Why Does Muharram Still Bring Fear For Pakistan’s Shia Community?

As the Islamic month of Muharram approaches each year, it brings not just a period of spiritual reflection and mourning for Pakistan’s Shia community, but also a familiar cloud of fear, violence, and marginalization. Despite repeated promises of protection and unity, the Pakistani state continues to fall short in shielding its citizens, particularly Shias, from the deepening scourge of sectarianism.

This isn’t a new problem. We’ve seen it again and again: mourning processions placed under heavy police surveillance, loudspeaker bans on majalis, clerics preaching hate unchecked, and in the worst cases, deadly attacks on worshippers. Each Muharram, families leave their homes not knowing if they’ll return safely from a majlis or a jaloos. That is the reality for millions of Pakistani Shias, a reality that far too many turn a blind eye to.

It’s both tragic and saying that commemorating the sacrifice of Imam Hussain, a man who stood against tyranny, is treated with suspicion in a country that was itself founded in the name of religious freedom. Shia gatherings are frequently labelled as “security threats”, while sectarian groups openly spread hatred without consequence. When mourning is treated as provocation, and silence becomes survival, it’s a clear sign that something is deeply broken in our collective conscience.

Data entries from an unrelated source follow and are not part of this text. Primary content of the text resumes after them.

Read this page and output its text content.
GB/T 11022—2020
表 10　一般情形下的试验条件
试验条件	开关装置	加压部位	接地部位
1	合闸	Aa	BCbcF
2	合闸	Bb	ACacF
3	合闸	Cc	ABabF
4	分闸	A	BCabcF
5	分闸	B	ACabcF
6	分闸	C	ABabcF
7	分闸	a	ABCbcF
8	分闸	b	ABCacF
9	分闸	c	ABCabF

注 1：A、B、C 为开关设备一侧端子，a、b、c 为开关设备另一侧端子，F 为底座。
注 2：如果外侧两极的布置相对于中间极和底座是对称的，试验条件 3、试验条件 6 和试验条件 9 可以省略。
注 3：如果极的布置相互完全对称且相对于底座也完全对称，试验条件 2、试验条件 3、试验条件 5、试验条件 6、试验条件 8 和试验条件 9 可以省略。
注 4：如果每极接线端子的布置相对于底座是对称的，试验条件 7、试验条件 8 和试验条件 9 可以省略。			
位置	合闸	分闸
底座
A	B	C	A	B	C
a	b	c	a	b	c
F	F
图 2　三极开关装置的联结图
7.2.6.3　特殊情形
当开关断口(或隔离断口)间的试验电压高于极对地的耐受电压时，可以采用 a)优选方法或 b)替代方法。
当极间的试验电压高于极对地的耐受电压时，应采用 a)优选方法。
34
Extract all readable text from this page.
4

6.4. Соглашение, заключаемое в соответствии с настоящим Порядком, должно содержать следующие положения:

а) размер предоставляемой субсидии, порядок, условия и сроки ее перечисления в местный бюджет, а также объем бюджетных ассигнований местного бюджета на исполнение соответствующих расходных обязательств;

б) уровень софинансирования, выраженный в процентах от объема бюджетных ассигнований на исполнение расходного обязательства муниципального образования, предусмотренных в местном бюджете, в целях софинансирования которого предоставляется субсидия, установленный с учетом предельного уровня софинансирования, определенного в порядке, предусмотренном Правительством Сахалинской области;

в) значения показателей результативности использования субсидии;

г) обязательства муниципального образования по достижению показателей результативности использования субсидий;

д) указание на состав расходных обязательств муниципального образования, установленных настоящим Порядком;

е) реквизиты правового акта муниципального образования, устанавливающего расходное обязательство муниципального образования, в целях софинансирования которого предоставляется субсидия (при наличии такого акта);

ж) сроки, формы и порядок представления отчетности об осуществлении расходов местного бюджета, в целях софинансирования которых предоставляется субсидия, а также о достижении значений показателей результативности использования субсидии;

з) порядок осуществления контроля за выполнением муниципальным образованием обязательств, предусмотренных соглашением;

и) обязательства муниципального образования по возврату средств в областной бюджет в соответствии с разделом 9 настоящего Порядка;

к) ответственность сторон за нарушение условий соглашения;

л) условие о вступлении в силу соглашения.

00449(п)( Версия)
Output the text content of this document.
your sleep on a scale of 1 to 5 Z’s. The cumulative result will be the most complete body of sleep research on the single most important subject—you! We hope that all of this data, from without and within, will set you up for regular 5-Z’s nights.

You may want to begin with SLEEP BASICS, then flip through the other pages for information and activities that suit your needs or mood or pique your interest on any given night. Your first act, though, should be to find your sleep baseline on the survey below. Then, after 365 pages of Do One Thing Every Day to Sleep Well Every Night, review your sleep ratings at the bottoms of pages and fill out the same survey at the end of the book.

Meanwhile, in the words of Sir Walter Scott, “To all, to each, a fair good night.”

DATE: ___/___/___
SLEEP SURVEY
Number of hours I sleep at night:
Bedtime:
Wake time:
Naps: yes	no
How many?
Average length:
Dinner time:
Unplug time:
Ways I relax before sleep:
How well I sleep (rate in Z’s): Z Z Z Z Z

The state’s response has largely been cosmetic. Yes, roads are blocked, and mobile services are suspended “for security”, but what about addressing the root cause of that insecurity? What about the unchecked hate speech, the banned outfits that still operate under new names, the pulpits used to vilify entire sects, and the school textbooks that ignore the diversity of our religious heritage? These problems are never tackled head-on, because doing so would mean upsetting the very groups that thrive on division. But despite all of this, Pakistan’s Shia community continues to resist, not through violence, but by refusing to stop mourning. They continue to take out processions, hold gatherings, recite Noha’s, and honour their history. That resilience, in the face of fear, is perhaps the strongest act of defiance against sectarianism. It’s also a reminder: the story of Karbala is not just about the past, it’s happening now, in different ways, and we all have a role to play in which side of history we stand on.

If we want to be a country that respects its own citizens equally, then we need to do more than just deploy police during Muharram. We need to dismantle the narrative that makes Shia lives expendable. That begins with holding hate mongers accountable, changing how we talk about sectarian identity, and most importantly, refusing to normalize fear during a month that should be about reflection, sacrifice, and unity.

Until then, every Muharram will be a painful reminder, not just of a tragedy in Karbala, but of the silence we allow in the face of injustice today.